Immer wieder wird in der Öffentlichkeit diskutiert, ob diese Viruserkrankungen die Folge eines zu hohen Bestands sind. Dies ist aus wissenschaftlicher Sicht zu verneinen. So war beispielsweise der Bestand 1988 nur halb so hoch wie 2002. Und beim zweiten Mal starben noch weniger Seehunde, der Bestand erholte sich ebenso rasch. In beiden Fällen ist es wahrscheinlich, dass Robben aus anderen Meeresregionen das Virus übertragen haben. Beim Geflügelgrippe-Virus zeigt sich, dass weder Tiere noch Menschen vor Viruserkrankungen und Übertragungen von anderen Tiergruppen geschützt sind. Ein gesundes und kräftiges Immunsystem ist für Seehunde elementar, um Erkrankungen durch Viren, Bakterien und Parasiten abwehren zu können. Umwelteinflüsse durch Schadstoffe, Störungen und Lärm können zu einer Schwächung des Immunsystems führen. Der Schutz der Seehunde ist daher trotz eines hohen Bestands von großer Bedeutung.

Was wird für den Schutz der Seehunde getan?

Abkommen, Forschung

Unter dem Eindruck des ersten Seehundsterbens wurde 1991 unter dem Dach der Konvention zum Schutz wandernder wildlebender Tierarten (Convention on the Conservation of Migratory Species of Wild Animals, CMS) das „trilaterale Seehundabkommen“ zwischen den Niederlanden, Deutschland und Dänemark vereinbart.

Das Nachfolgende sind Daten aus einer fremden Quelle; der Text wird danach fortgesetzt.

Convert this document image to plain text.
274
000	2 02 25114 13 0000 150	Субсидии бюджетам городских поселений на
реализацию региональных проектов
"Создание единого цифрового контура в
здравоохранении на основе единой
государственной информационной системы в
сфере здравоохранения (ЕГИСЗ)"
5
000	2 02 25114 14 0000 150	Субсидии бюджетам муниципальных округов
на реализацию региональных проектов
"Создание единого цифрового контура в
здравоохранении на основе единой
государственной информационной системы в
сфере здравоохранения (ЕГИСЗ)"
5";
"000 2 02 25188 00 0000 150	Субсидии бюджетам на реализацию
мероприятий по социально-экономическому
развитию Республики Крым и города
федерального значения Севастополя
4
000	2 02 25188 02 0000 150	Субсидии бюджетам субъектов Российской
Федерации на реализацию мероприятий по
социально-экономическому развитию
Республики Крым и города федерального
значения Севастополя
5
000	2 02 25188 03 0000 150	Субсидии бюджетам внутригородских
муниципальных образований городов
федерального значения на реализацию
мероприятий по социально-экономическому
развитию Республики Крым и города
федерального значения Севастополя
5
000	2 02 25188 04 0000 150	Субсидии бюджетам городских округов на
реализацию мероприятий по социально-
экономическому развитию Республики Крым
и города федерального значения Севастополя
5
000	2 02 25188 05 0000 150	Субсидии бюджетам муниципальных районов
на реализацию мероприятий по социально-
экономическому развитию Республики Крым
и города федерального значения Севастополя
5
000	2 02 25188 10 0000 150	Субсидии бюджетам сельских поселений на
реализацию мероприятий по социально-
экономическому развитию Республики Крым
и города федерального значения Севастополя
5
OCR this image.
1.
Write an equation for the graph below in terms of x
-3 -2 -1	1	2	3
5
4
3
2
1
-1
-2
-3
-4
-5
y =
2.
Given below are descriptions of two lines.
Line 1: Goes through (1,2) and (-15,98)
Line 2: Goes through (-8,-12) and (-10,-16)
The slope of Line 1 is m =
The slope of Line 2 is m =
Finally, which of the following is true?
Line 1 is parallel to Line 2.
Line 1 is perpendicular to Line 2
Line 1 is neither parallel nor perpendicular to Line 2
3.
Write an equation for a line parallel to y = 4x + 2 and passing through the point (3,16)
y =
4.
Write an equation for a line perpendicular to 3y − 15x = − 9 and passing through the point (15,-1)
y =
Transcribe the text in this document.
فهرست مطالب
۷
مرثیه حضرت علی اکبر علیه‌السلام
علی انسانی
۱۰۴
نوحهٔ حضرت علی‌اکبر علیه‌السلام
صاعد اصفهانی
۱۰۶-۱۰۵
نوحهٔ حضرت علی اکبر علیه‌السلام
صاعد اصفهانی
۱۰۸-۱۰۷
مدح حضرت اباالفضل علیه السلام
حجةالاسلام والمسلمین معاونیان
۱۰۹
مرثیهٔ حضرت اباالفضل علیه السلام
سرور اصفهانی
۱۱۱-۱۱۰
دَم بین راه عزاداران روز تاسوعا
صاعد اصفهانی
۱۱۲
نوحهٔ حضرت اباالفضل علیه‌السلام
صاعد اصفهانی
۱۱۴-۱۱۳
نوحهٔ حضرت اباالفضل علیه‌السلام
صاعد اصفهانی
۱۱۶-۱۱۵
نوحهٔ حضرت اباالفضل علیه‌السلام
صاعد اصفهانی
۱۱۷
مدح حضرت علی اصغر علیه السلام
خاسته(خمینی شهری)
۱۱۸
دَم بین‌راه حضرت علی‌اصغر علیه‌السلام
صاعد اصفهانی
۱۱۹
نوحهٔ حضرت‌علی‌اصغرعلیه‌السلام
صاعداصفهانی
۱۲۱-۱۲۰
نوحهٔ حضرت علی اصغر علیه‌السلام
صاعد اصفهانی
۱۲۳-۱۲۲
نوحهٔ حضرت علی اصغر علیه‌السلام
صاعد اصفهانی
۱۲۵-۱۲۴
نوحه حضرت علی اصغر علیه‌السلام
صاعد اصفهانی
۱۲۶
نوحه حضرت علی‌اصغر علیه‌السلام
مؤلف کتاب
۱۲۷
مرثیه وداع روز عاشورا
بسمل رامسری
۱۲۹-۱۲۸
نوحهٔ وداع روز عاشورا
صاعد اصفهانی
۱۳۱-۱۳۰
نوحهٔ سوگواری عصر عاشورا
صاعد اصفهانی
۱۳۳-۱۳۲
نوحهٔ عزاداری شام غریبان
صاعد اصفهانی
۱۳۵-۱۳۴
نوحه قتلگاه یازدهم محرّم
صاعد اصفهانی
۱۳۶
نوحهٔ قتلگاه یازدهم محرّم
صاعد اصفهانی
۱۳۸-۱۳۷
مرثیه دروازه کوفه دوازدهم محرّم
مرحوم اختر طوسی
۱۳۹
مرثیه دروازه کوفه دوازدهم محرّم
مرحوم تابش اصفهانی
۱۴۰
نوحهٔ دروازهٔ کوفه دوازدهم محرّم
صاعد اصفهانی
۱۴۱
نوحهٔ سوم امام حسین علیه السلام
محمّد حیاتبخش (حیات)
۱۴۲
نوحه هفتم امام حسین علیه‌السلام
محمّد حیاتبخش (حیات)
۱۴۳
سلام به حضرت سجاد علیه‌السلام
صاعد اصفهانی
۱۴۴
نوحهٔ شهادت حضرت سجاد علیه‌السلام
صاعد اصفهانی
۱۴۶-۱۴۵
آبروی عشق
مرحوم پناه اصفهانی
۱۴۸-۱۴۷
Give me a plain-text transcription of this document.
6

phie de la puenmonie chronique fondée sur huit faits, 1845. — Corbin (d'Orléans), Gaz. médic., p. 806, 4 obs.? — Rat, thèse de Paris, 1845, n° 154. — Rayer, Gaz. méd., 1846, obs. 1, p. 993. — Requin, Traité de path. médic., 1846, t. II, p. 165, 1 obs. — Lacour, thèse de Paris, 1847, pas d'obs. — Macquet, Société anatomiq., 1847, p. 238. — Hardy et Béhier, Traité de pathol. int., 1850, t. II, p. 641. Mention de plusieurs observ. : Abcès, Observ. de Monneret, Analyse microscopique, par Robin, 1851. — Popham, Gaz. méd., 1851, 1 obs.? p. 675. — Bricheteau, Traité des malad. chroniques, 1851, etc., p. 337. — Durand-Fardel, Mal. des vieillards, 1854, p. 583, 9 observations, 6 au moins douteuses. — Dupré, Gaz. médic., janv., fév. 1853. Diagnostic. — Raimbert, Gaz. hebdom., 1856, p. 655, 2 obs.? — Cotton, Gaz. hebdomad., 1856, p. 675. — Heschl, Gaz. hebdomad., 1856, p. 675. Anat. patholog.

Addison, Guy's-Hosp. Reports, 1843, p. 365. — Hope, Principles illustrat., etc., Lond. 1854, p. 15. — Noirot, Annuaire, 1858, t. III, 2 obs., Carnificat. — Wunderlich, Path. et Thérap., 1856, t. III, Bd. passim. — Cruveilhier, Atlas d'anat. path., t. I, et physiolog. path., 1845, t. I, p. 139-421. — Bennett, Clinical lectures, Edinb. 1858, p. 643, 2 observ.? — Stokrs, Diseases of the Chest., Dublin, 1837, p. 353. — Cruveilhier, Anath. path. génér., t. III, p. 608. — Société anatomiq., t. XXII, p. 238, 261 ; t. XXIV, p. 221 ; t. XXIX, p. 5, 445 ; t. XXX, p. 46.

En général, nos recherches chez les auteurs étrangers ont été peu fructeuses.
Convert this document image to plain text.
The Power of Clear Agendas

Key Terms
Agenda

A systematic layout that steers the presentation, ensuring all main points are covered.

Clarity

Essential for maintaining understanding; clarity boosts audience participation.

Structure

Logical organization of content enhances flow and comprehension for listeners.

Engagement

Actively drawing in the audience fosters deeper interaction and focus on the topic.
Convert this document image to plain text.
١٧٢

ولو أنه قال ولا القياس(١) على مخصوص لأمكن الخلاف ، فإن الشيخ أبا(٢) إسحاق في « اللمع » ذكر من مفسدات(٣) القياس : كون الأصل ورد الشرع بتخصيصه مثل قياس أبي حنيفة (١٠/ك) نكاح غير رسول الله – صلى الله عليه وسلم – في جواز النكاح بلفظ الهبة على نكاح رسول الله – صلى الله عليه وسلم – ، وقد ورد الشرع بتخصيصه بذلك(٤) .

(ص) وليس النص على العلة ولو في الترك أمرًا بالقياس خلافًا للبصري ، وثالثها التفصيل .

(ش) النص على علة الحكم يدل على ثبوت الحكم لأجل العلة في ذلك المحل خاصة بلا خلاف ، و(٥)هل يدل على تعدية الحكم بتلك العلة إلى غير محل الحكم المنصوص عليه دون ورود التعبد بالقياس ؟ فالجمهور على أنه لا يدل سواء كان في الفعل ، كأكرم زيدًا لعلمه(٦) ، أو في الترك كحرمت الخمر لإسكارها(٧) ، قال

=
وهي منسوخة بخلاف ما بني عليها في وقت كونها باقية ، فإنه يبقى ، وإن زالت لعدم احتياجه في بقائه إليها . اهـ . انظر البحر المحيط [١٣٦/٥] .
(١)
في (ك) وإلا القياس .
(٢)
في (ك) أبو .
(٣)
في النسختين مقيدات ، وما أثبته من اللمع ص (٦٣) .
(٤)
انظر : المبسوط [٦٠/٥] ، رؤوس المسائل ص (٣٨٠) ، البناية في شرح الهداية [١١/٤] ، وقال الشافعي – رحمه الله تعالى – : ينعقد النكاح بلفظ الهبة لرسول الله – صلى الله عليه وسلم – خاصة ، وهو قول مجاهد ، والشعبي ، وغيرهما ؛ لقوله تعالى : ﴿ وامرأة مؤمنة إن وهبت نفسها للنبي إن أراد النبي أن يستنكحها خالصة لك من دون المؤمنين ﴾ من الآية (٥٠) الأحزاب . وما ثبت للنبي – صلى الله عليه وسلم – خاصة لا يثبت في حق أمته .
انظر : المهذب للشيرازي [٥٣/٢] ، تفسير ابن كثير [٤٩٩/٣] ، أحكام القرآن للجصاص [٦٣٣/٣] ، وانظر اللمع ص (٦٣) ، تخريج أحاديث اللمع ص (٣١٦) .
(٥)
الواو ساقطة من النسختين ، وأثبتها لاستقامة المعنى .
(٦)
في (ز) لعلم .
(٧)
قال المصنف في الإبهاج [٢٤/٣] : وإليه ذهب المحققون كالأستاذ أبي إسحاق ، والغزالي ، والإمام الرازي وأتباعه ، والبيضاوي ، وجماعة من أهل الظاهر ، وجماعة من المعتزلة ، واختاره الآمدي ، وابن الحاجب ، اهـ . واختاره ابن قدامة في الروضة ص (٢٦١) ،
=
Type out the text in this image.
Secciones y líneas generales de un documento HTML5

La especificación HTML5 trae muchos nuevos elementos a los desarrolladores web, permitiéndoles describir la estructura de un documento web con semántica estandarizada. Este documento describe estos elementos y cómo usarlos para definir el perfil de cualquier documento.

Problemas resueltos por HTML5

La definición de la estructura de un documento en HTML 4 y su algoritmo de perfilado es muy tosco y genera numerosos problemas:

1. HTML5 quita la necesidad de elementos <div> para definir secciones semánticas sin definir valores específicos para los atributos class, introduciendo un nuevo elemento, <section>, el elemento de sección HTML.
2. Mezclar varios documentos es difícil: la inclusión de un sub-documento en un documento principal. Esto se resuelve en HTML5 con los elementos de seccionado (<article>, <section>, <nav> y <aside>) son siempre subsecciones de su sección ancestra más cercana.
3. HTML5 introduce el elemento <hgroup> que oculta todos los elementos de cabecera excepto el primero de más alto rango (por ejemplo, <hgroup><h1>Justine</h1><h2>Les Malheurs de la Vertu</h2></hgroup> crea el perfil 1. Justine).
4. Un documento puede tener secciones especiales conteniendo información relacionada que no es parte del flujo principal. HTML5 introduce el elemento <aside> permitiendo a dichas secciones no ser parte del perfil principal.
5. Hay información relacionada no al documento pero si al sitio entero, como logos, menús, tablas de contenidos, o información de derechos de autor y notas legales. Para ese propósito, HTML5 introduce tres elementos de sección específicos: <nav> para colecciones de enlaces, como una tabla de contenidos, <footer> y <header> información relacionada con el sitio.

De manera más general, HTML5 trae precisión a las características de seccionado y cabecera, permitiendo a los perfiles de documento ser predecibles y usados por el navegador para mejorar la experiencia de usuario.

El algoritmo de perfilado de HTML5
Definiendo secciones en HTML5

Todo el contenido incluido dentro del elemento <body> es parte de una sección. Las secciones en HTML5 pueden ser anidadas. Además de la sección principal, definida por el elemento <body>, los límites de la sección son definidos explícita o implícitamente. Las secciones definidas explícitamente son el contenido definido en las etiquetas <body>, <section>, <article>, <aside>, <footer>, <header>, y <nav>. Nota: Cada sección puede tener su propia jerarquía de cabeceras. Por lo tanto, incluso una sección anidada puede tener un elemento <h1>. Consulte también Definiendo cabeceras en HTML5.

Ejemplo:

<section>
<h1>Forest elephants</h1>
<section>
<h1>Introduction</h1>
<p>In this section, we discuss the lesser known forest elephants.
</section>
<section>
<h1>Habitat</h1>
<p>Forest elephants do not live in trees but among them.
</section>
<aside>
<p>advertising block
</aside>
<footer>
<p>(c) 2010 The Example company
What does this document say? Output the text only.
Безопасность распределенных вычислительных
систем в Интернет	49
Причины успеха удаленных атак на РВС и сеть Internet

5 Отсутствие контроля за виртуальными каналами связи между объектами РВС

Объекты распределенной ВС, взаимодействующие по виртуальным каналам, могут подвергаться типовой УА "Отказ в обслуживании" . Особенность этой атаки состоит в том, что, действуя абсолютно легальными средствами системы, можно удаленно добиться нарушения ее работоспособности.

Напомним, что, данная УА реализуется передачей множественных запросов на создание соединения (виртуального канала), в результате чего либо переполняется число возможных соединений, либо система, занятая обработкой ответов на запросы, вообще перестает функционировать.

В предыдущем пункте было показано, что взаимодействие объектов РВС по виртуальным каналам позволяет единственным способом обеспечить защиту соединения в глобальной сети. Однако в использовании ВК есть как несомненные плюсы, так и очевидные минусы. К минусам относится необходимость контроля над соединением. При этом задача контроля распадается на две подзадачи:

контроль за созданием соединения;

Hier wurde beschlossen, einen Seehundmanagementplan zum langfristigen Schutz des Seehundbestands im Wattenmeer zu entwickeln, der regelmäßig fortgeschrieben wird. Darin ist unter anderem der Umgang mit Heulern geregelt. Diese internationalen Regelungen werden in den einzelnen Wattenmeerländern durch nationale Richtlinien und Handlungsanweisungen ergänzt und präzisiert.

Das Weltnaturerbe Wattenmeer mit seinen Nationalparks schützt Seehunde vor Störungen und sichert wichtige Ruheplätze der Tiere. Richtiges umweltbewusstes Verhalten von Urlauber:innen und Einheimischen, beispielsweise im Umgang mit verletzt oder verlassen aufgefundenen Seehunden, ist ein wichtiger Beitrag zum Seehundschutz.

Zunehmende Gefahren drohen durch die vielfältige Nutzung von Nord- und Ostsee, beispielsweise durch Baumaßnahmen im Meer und damit verbundenen Lärm. Auch Schiffsverkehr kann Seehunde beeinträchtigen, beispielsweise in ihrem Jagdverhalten. Wissenschaftler:innen des Instituts für Terrestrische und Aquatische Wildtierforschung der Tierärztlichen Hochschule Hannover erforschen im internationalen Projekt SATURN, wie sich Schiffslärm in der Elbe und der Deutschen Bucht auf Seehunde auswirkt. Der WWF setzt sich seit 1977 intensiv für einen umfassenden Schutz des Wattenmeeres und damit auch für den wirksamen Schutz der Seehunde ein.